To test how aerodynamics affects efficiency, I have been using an airfoil simulator, developed at the NASA Glenn Research Center, which allows me to observe the airflow around different shapes of airfoils. The simulation software permits me to test how a wing that I have designed is able to cope with airflow that is simulated in an air tunnel. My initiative in using this program was to determine what affects in the design of a plane’s wing would increase efficiency by increasing lift, reducing drag, and reducing mass.

In general, the size of the wing is defined by its span (the distance from wing tip to wing tip), its chord (the distance from leading edge to trailing edge), its area (span multiplied by chord), and its aspect ratio (the ratio of the span to the chord).

For the first trial, I measured the lift generated from a plane wing’s that has a span of 100 feet, a chord (the thickness of the wing) of 5 feet, and an area of 500 square feet. The lift recorded in this trial was 7,755 lbs while the drag was 340 lbs.

For my 2^nd trial, I increased the span of the wing from 100 feet to 125.1 feet and increased the area of the wing from 500.5 feet squared to a 625.5 feet squared. As a result of this change, the lift generated increased to 9,711 lbs and drag increased to 403 lbs.

Lift is directly related to the surface area of the wing and is perpendicular to the flight direction. If you double the surface area of the wing, the lift generated doubles. Increasing the wingspan while keeping the chord constant (which increases the aspect ratio) leads to a higher lift to drag ratio (displayed as L/D in the images). This indicates how a longer wingspan leads to a gain in lift while enduring a smaller drag penalty. However, the challenge is how you increase the wing area without having to add more weight. A larger wing area results in more materials and structures used in the design, leading to an increase in the weight.

Throughout my internship, I have been using several simulation programs endorsed by NASA where I am able to input theoretical values that affect the principles of aerodynamics and observe what the result may be. Each simulator was used to determine the most ideal environment for flight efficiency and how the design of the aircraft must be altered in order to adapt to such environmental changes.

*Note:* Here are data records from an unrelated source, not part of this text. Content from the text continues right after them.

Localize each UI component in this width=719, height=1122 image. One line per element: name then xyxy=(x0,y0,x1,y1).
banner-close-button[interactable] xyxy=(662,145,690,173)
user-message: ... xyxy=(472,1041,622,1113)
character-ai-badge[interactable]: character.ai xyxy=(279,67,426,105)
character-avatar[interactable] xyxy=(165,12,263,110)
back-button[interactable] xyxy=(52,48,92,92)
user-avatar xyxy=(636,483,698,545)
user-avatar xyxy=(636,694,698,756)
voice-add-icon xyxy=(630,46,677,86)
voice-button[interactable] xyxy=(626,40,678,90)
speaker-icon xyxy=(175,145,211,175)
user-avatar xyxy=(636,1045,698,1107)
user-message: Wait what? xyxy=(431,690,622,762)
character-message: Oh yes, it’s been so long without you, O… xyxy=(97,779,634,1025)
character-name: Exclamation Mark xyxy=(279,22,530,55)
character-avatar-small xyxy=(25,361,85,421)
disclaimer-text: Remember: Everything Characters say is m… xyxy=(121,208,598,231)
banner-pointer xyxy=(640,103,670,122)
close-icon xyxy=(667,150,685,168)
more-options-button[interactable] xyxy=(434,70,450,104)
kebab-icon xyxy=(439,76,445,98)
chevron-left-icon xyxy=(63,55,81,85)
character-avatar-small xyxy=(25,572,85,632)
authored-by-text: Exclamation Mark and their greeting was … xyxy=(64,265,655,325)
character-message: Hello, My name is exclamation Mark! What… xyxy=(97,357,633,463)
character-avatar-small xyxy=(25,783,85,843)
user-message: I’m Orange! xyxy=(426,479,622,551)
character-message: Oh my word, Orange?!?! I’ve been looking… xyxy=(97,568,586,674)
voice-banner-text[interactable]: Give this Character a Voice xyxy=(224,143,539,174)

The first program I used was an engine simulator where I explored how a jet engine produces thrust by interactively altering the different engine parameters.

The software allows me to choose from four different types of engines. After I have selected an engine, I am able to alter the speed (measured in kilometers per hour) generated by the turbine as well as what altitude the plane is flying at. Here is an image of my first design of a J85 jet engine where I had set the speed of the engine to 845 km/h and the altitude at 14,333.33 meters.

 
After observing what effect the initial altitude the jet engine had on the engine performance, I decreased the altitude that the aircraft would travel and compared the values of engine performance. As the altitude decreases, the net thrust, gross thrust, and core airflow increases. One specific factor that determines the efficiency of an aircraft's performance is a Thrust Specific Fuel Consumption factor (TSFC). When the speed, altitude, or throttle is increased, the TSFC increases which means that the aircraft becomes less fuel efficient. A lower TSFC value means that the engine is more fuel efficient. Since the altitude has decreased in the second picture, the aircraft is more fuel efficient.

 
As my internship continues, I will be explaining more about how efficiency alters through changes certain variables in these simulation programs.

One of the most vital parts in improving efficiency in flight is improving fuel efficiency. An improvement in fuel efficiency permits a plane to travel at higher altitudes, further distances, and use more power while not consuming too much fuel. The heavier the airplane is, the higher the maximum efficiency speed is, and to achieve the true maximum range, the aircraft must slow down as fuel burns to maintain the same angle of attack and drag. The altitude a plane ascends also effects fuel efficiency. The higher the altitude a plane ascends, the less dense the air is, enabling the plane's turbine to produce less power and save fuel. An optimum altitude exists for every turbine aircraft at its given weight.

In the aviation industry, fuel efficiency is measured through specific range, which is the number of miles the airplane has traveled through air per pound of fuel consumed. Here is an example of how a specific range is determined. A business jet flying at 440 knots and burning 1,200 pounds per hour has a specific range of 0.37, which is satisfactory for a jet. Specific range calculations make it easier to compare the fuel efficiency between planes and enables engineers to develop a strategy where they can address an issue and improve fuel efficiency.